Now that Santorum has demonstrated his appeal, it’s possible that Romney could emulate Barack Obama—not that he’d put it that way—by choosing a Senate veteran as his running mate. Santorum’s name alongside his would reassure many conservative Romney skeptics that he’ll keep to the rightward path. And as Joe Biden did for Obama, Santorum could do for Romney. Santorum’s ethnic blue-collar background and Rust Belt roots—he’s the grandson of a coal miner and the son of Italian immigrants, and once represented a Western Pennsylvania steel district—would help Romney appeal to a region, and a socioeconomic class, otherwise difficult for a private equity baron to reach. In the Senate, Santorum’s devout Catholicism led him to become an advocate for the poor—unusual among congressional Republicans and a helpful counterbalance to perceptions of Romney’s elitism.
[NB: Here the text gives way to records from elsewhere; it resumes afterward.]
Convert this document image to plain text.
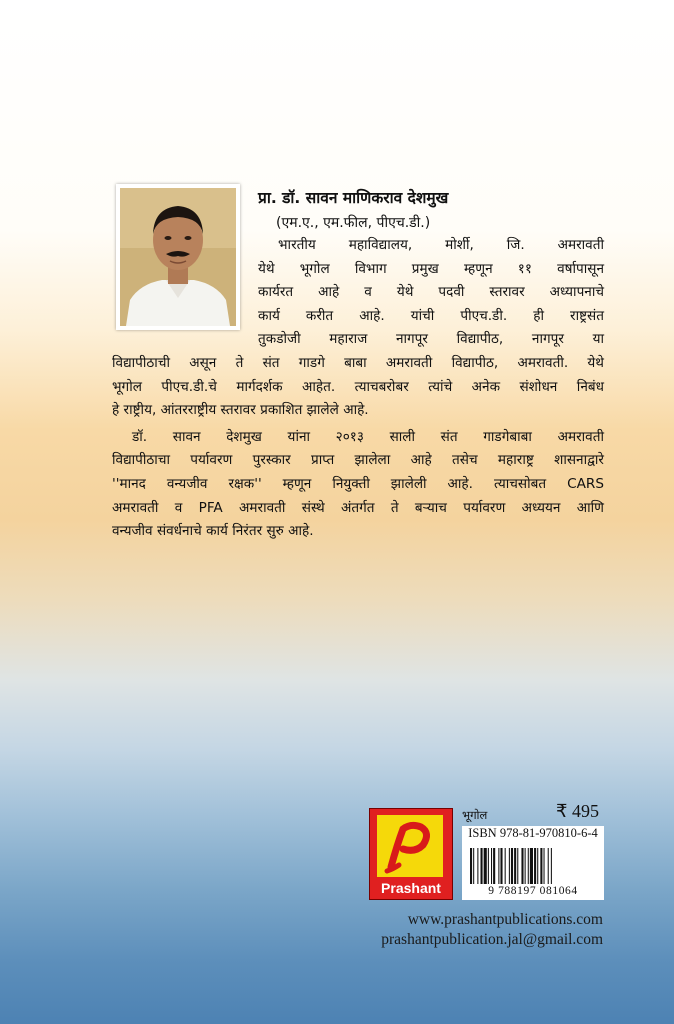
प्रा. डॉ. सावन माणिकराव देशमुख
(एम.ए., एम.फील, पीएच.डी.)
भारतीय महाविद्यालय, मोर्शी, जि. अमरावती
येथे भूगोल विभाग प्रमुख म्हणून ११ वर्षापासून
कार्यरत आहे व येथे पदवी स्तरावर अध्यापनाचे
कार्य करीत आहे. यांची पीएच.डी. ही राष्ट्रसंत
तुकडोजी महाराज नागपूर विद्यापीठ, नागपूर या
विद्यापीठाची असून ते संत गाडगे बाबा अमरावती विद्यापीठ, अमरावती. येथे
भूगोल पीएच.डी.चे मार्गदर्शक आहेत. त्याचबरोबर त्यांचे अनेक संशोधन निबंध
हे राष्ट्रीय, आंतरराष्ट्रीय स्तरावर प्रकाशित झालेले आहे.
डॉ. सावन देशमुख यांना २०१३ साली संत गाडगेबाबा अमरावती
विद्यापीठाचा पर्यावरण पुरस्कार प्राप्त झालेला आहे तसेच महाराष्ट्र शासनाद्वारे
''मानद वन्यजीव रक्षक'' म्हणून नियुक्ती झालेली आहे. त्याचसोबत CARS
अमरावती व PFA अमरावती संस्थे अंतर्गत ते बऱ्याच पर्यावरण अध्ययन आणि
वन्यजीव संवर्धनाचे कार्य निरंतर सुरु आहे.
Prashant
भूगोल	₹ 495
ISBN 978-81-970810-6-4
9 788197 081064
www.prashantpublications.com
prashantpublication.jal@gmail.com
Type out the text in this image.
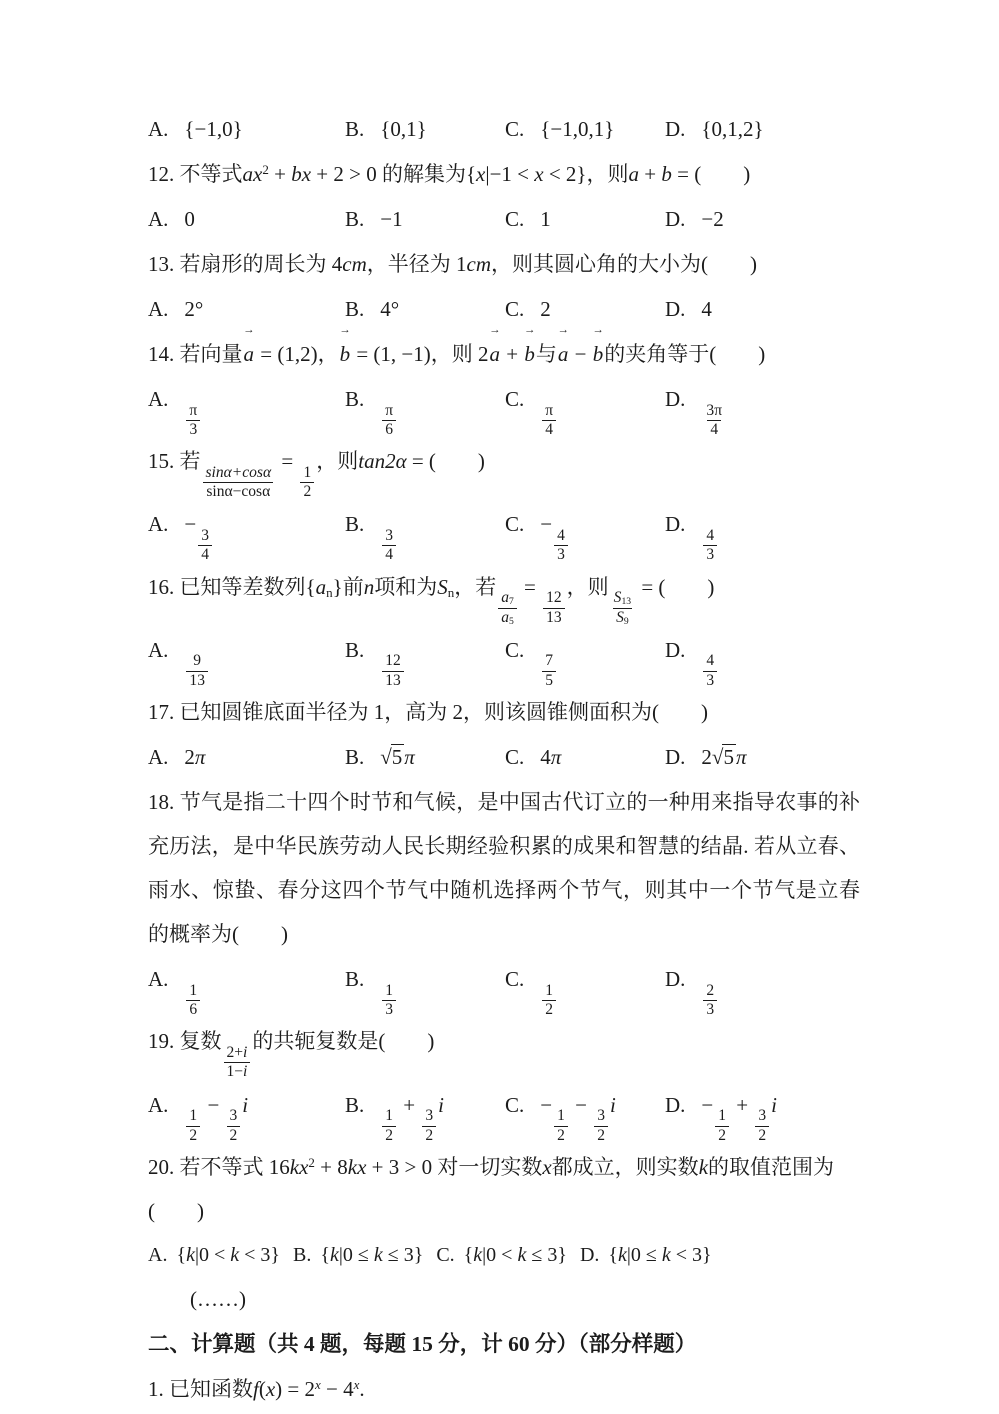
A. {−1,0}	B. {0,1}	C. {−1,0,1}	D. {0,1,2}
12. 不等式$ax^2$ + bx + 2 > 0 的解集为{x|−1 < x < 2}，则a + b = (　　)
A. 0	B. −1	C. 1	D. −2
13. 若扇形的周长为 4cm，半径为 1cm，则其圆心角的大小为(　　)
A. 2°	B. 4°	C. 2	D. 4
14. 若向量
→
a = (1,2)，
→
b = (1, −1)，则 2
→
a +
→
b与
→
a −
→
b的夹角等于(　　)
A.
$\frac{\pi}{3}$
B.
$\frac{\pi}{6}$
C.
$\frac{\pi}{4}$
D.
$\frac{3\pi}{4}$
15. 若
$\frac{\sin\alpha+\cos\alpha}{\sin\alpha-\cos\alpha}$
=
$\frac{1}{2}$
，则tan2α = (　　)
A. −
$\frac{3}{4}$
B.
$\frac{3}{4}$
C. −
$\frac{4}{3}$
D.
$\frac{4}{3}$
16. 已知等差数列$\{a_n\}$前n项和为$S_n$，若
$\frac{a_7}{a_5}$
=
$\frac{12}{13}$
，则
$\frac{S_{13}}{S_9}$
= (　　)
A.
$\frac{9}{13}$
B.
$\frac{12}{13}$
C.
$\frac{7}{5}$
D.
$\frac{4}{3}$
17. 已知圆锥底面半径为 1，高为 2，则该圆锥侧面积为(　　)
A. 2π	B. √5π	C. 4π	D. 2√5π
18. 节气是指二十四个时节和气候，是中国古代订立的一种用来指导农事的补充历法，是中华民族劳动人民长期经验积累的成果和智慧的结晶. 若从立春、雨水、惊蛰、春分这四个节气中随机选择两个节气，则其中一个节气是立春的概率为(　　)
A.
$\frac{1}{6}$
B.
$\frac{1}{3}$
C.
$\frac{1}{2}$
D.
$\frac{2}{3}$
19. 复数
$\frac{2+i}{1-i}$
的共轭复数是(　　)
A.
$\frac{1}{2}$
−
$\frac{3}{2}$
i	B.
$\frac{1}{2}$
+
$\frac{3}{2}$
i	C. −
$\frac{1}{2}$
−
$\frac{3}{2}$
i	D. −
$\frac{1}{2}$
+
$\frac{3}{2}$
i
20. 若不等式 $16kx^2 + 8kx + 3 > 0$ 对一切实数x都成立，则实数k的取值范围为
(　　)
A. {k|0 < k < 3} B. {k|0 ≤ k ≤ 3} C. {k|0 < k ≤ 3} D. {k|0 ≤ k < 3}
(……)
二、计算题（共 4 题，每题 15 分，计 60 分）（部分样题）
1. 已知函数$f(x) = 2^x - 4^x$.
Paul stands to wield an altogether different kind of influence, should he be so inclined. To him, more than any other candidate, Romney’s ascension would rebuke the causes to which he has devoted a lifetime: the radical downsizing of the federal government, modesty abroad, and a reordering of prevailing economic powers such as the Federal Reserve Board and Wall Street. Asked by a television reporter in Iowa if he could envision himself in the White House, Paul candidly admitted that he could not, but hastened to add that this had never been his goal. What he’s sought instead, he replied, is to project his influence.

Presumably, that task will take on greater urgency if Romney reaches the nomination by his current, moderate path. By embarking on a third-party candidacy, Paul, who has already announced his retirement from Congress, could force Romney to the right or else risk losing the conservative support he’ll need to get to the White House. What would Paul have to lose?

Either way, Romney will soon face a much bigger test. His anticipated victory over a weak field, while necessary, ultimately doesn’t prove much. Romney has performed ably, but vanquishing a bunch of featherweights who lack the resources to fight back is not the same as defeating a sitting President potentially armed with $1 billion in campaign cash. To win against Obama, Romney will need to do more than play it safe, or the White House will remain a dream and not his destiny.